Occupazione in Abruzzo, è allarme: calo del 4,5% nel primo trimestre del 2020

Occupazione in Abruzzo, è allarme: calo del 4,5% nel primo trimestre del 2020

Occupazione in Abruzzo, è allarme: calo del 4,5% nel primo trimestre del 2020. Certo, colpa dell’emergenza sanitaria da Coronavirus ma nello stesso periodo la flessione dell’occupazione in Italia è stata dell’1,3%. Un terzo.

Sono i dati sull’occupazione diffusi dal professor Aldo Ronci che restituiscono un quadro definito allarmante.

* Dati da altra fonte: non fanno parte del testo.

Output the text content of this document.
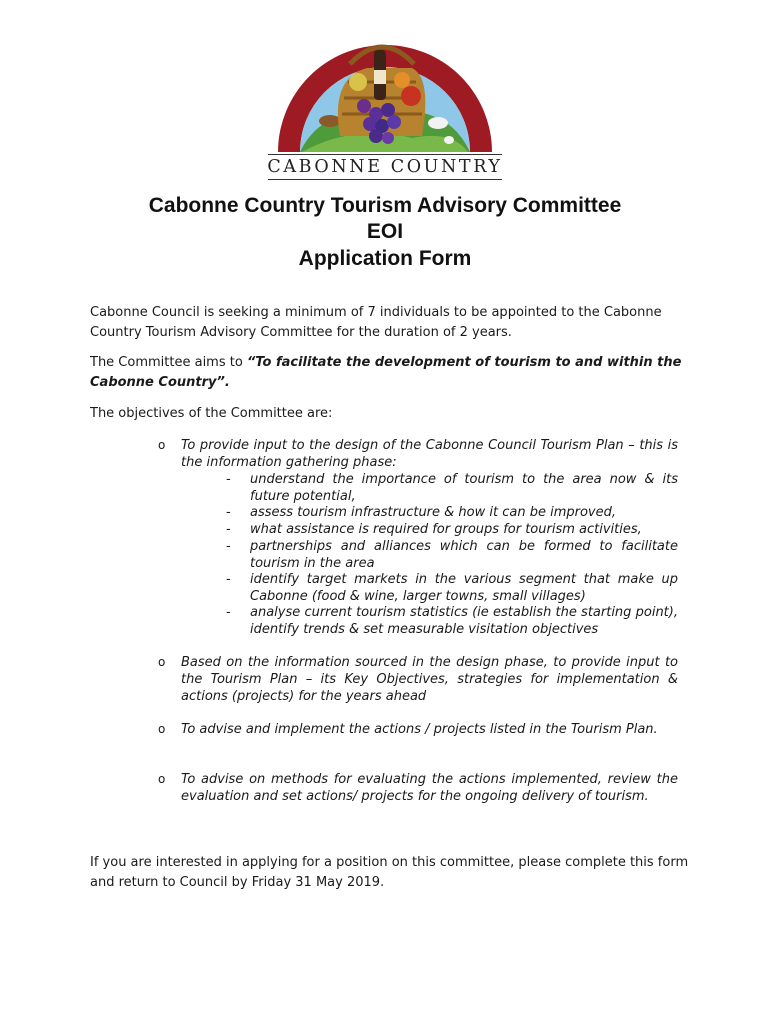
CABONNE COUNTRY
Cabonne Country Tourism Advisory Committee
EOI
Application Form

Cabonne Council is seeking a minimum of 7 individuals to be appointed to the Cabonne Country Tourism Advisory Committee for the duration of 2 years.

The Committee aims to “To facilitate the development of tourism to and within the Cabonne Country”.

The objectives of the Committee are:

o To provide input to the design of the Cabonne Council Tourism Plan – this is the information gathering phase:

- understand the importance of tourism to the area now & its future potential,

- assess tourism infrastructure & how it can be improved,

- what assistance is required for groups for tourism activities,

- partnerships and alliances which can be formed to facilitate tourism in the area

- identify target markets in the various segment that make up Cabonne (food & wine, larger towns, small villages)

- analyse current tourism statistics (ie establish the starting point), identify trends & set measurable visitation objectives

o Based on the information sourced in the design phase, to provide input to the Tourism Plan – its Key Objectives, strategies for implementation & actions (projects) for the years ahead

o To advise and implement the actions / projects listed in the Tourism Plan.

o To advise on methods for evaluating the actions implemented, review the evaluation and set actions/ projects for the ongoing delivery of tourism.

If you are interested in applying for a position on this committee, please complete this form and return to Council by Friday 31 May 2019.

Agricoltura, industria e servizi i settori maggiormente colpiti dal calo dell’occupazione. Vistosa la flessione in agricoltura (-43,7%) pari al quintuplo di quella nazionale, alta anche quella nell’industria (-8,7%) pari a 22 volte quella italiana e nei servizi (-5%) pari a 10 volte quella nazionale. Consistente invece l’incremento nel commercio (+8,99%) in controtendenza con l’andamento nazionale (-2,6%) . Aumentano gli autonomi: ma fra loro sono moltissimi coloro che hanno rapporti precari di lavoro. Nel I trimestre 2020 l’occupazione in Abruzzo, risentendo anche delle perturbazioni indotte dall’emergenza sanitaria, mostra un andamento quanto meno allarmante: infatti subisce una consistente flessione di 22.000 unità derivante da un decremento percentuale del 4,5% pari a più del triplo di quello nazionale che è stato dell1,3%.
La flessione si è concentrata in tre settori economici: l’agricoltura (-10.000), l’industria (-10.000) che ha registrato un decremento dell’8,7% pari a 22 volte quello italiano (-0,4%) e i servizi (-11.000) che hanno annotato una diminuzione del 5% pari a 10 volte quella nazionale (-0,5%).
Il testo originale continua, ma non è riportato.